St. Junípero Serra, OFM continues to be controversial. A Franciscan missionary to California in the 18th century, he was responsible for setting up a series of missions across a span of California, ranging from modern-day San Diego to San Francisco. Canonized by Pope Francis in 2015, he was long-respected and admired for his missionary zeal and is one of two Californians honored by statues in the United States capitol.

In recent years, however, activists have sought to re-interpret Serra, questioning his record, treatment of Native Americans, and the very idea of honoring someone deeply associated with colonialism. One petition, for instance, writes:

Often compared to Hitler, Serra was complicit in the brutal and dehumanizing conquest of native tribes in California. Serra presided over a “near-genocidal policy” of putting Native Americans on reservations and forcing them to build Catholic missions.  From an estimated 300,000 coastal Indians in 1769, their numbers dwindled to 16,624 in 1890.

Institutions that previously honored Serra reconsidered their position in light of this cultural shift; Stanford University, which had named a main pedestrian thoroughfare after Serra, changed the name to honor one of the founders of the university.

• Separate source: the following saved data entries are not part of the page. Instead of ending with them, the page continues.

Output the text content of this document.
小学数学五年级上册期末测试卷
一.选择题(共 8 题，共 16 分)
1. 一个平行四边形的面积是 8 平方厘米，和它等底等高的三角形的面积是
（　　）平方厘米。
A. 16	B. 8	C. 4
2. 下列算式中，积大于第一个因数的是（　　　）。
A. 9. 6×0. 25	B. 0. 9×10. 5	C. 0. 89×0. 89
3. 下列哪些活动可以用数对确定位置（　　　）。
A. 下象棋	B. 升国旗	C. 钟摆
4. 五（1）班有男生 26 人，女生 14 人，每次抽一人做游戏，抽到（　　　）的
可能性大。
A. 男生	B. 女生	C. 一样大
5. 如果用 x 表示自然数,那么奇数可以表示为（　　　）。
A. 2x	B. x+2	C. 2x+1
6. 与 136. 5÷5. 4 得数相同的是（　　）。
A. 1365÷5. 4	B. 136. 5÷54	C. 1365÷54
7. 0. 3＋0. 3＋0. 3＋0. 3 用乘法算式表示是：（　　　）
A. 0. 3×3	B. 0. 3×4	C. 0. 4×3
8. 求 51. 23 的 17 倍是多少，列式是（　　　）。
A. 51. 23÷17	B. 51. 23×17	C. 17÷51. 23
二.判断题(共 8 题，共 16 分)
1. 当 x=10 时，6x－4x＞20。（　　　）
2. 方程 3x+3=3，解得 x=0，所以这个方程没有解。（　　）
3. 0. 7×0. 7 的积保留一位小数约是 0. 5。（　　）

More recently, the state of California voted to approve a bill removing a statue of Serra from the state capitol and, based on the work of author Elias Castillo, alleged that “enslavement of both adults and children, mutilation, genocide, and assault on women were all part of the mission period initiated and overseen by Father Serra.”

Archbishops José Gomez and Salvatore Cordileone responded in an editorial [behind a paywall] in the Wall Street Journal, writing:

Unfortunately, the legislature has gone further, slandering his name and pushing a false narrative about the mission period in California….None of [the accusations are] true. While there is much to criticize from this period, no serious historian has ever made such outrageous claims about Serra or the mission system, the network of 21 communities that Franciscans established along the California coast to evangelize native people. The lawmakers behind the bill drew their ideas from a single tendentious book written by journalist Elias Castillo.

A link roundup by Angelus News also defends Serra, compiling a list of resources to better contextualize Serra against the accusations. One of these is an interview at the National Catholic Reporter of Robert Senkewicz, a Santa Clara University historian emeritus, by Fr. Tom Reese, SJ. The interview is nuanced, with Senkewicz acknowledging that Serra’s missions harmed Native Americans in various ways while refusing to paint Serra as a moral monster. For instance, on the issue of slavery, Senkewicz acknowledges that coercion and force were used at the missions, even though the Franciscans didn’t enslave Native Americans:

Would you say then that the Indians were enslaved by the missionaries?

Coercion and force were part of the mission system, but I wouldn’t say that they were enslaved. Slavery is a specific legal system. To use it in an American context equates with the way Africans were treated in the American South, and it was a very different kind of situation. Indians were definitely regarded as inferior. But they were regarded not as property, but as people.